You can do anything. For example:
1- Write the XML version of the class and load the document from XML
2- Write a kind of schematic class definition and write a small script
that RESTfully calls the proper URL for each line in the definition,
something like:
foreach(line in scriptfile)
compose URL like:
/xwiki/bin/propadd/XWiki/MyClass?propname=${property name from
file}&proptype=${property type from file}
/xwiki/bin/propupdate/XWiki/MyClass?myprop_name=${newname}&myprop_multiSelect=1&myotherprop_values=${some
values}
3- Define the classes as scripts (velocity or groovy). Look at the
com.xpn.xwiki.api.* and the com.xpn.xwiki.objects.* methods to see
what you can use.
Sergiu
On 6/5/07, François Déchelle <fdechelle(a)mandriva.com> wrote:
Hi,
I'm currently working on the development of a portal based on Xwiki, and
may be what I am using to deploy groovy code could be helpfull.
You can find the code at:
https://protactinium.pps.jussieu.fr:12345/websvn/listing.php?repname=EDOS&a…

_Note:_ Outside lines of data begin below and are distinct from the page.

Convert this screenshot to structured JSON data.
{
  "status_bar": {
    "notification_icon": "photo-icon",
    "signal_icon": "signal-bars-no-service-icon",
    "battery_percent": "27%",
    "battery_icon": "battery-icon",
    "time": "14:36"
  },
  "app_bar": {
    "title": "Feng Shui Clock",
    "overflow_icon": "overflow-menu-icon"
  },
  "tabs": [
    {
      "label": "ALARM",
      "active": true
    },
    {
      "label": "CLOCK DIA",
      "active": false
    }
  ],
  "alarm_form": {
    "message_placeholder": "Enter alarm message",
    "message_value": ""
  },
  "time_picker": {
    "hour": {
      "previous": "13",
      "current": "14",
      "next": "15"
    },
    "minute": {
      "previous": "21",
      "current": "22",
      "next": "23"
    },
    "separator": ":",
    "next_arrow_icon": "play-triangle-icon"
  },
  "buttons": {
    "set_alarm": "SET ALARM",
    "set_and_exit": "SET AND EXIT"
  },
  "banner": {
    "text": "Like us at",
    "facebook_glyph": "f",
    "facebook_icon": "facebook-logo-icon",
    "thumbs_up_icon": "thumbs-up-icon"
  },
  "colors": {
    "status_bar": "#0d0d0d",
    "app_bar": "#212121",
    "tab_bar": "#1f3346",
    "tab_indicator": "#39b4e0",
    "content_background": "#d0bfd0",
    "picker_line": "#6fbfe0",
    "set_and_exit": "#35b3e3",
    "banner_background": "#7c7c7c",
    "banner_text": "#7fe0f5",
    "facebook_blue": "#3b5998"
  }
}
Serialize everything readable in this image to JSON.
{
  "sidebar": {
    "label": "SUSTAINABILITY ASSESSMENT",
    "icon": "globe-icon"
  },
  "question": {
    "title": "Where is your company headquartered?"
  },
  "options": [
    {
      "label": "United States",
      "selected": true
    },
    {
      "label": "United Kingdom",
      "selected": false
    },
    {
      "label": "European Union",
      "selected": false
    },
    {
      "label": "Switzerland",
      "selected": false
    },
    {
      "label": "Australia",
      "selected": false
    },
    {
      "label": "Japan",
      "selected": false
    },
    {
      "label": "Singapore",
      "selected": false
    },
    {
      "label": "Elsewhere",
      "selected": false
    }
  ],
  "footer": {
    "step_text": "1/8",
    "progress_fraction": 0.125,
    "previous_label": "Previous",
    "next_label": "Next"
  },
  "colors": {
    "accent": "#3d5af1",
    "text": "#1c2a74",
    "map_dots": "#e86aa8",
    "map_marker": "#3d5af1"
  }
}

The whole stuff is based on autotools (automake/autoconf) and curl.
The very simple configure script builds a property file that stores the
Xwiki server name, port, username, password. There are then bash scripts
that use 'curl' for login in, uploading and downloading Xwiki pages. The
pages are stored as plain text files with .xwiki extension.
I edit the pages using emacs and groovy-mode (syntax coloring,
indentation, parenthesis checking...). The groovy-mode Emacs lisp file
can be found on
http://groovy.codehaus.org/Emacs+Plugin
Once the pages edited and saved in emacs, I upload them in Xwiki using
'make upload' and test them using firefox. This can of course be done
directly from Emacs with M-compile.
Thanks to the fact that automake/autoconf support running configure in a
different directory than the sources (i.e. the Xwiki documents), I can
deploy simultaneously on 2 Xwikis, one running localy where I test the
code, and another one running a more stable version. This is done by
creating 2 'build' directories and running configure with
--srcdir=SRCDIR argument.
I know it is not in any case the standard way of developing in Xwiki,
but I find it helpfull. If it can be of any help...
A question now: is it possible to define Xwiki classes the same way?
Right now, I define my classes using the web interface, but if I am
curious to know if it is possible to do it textually?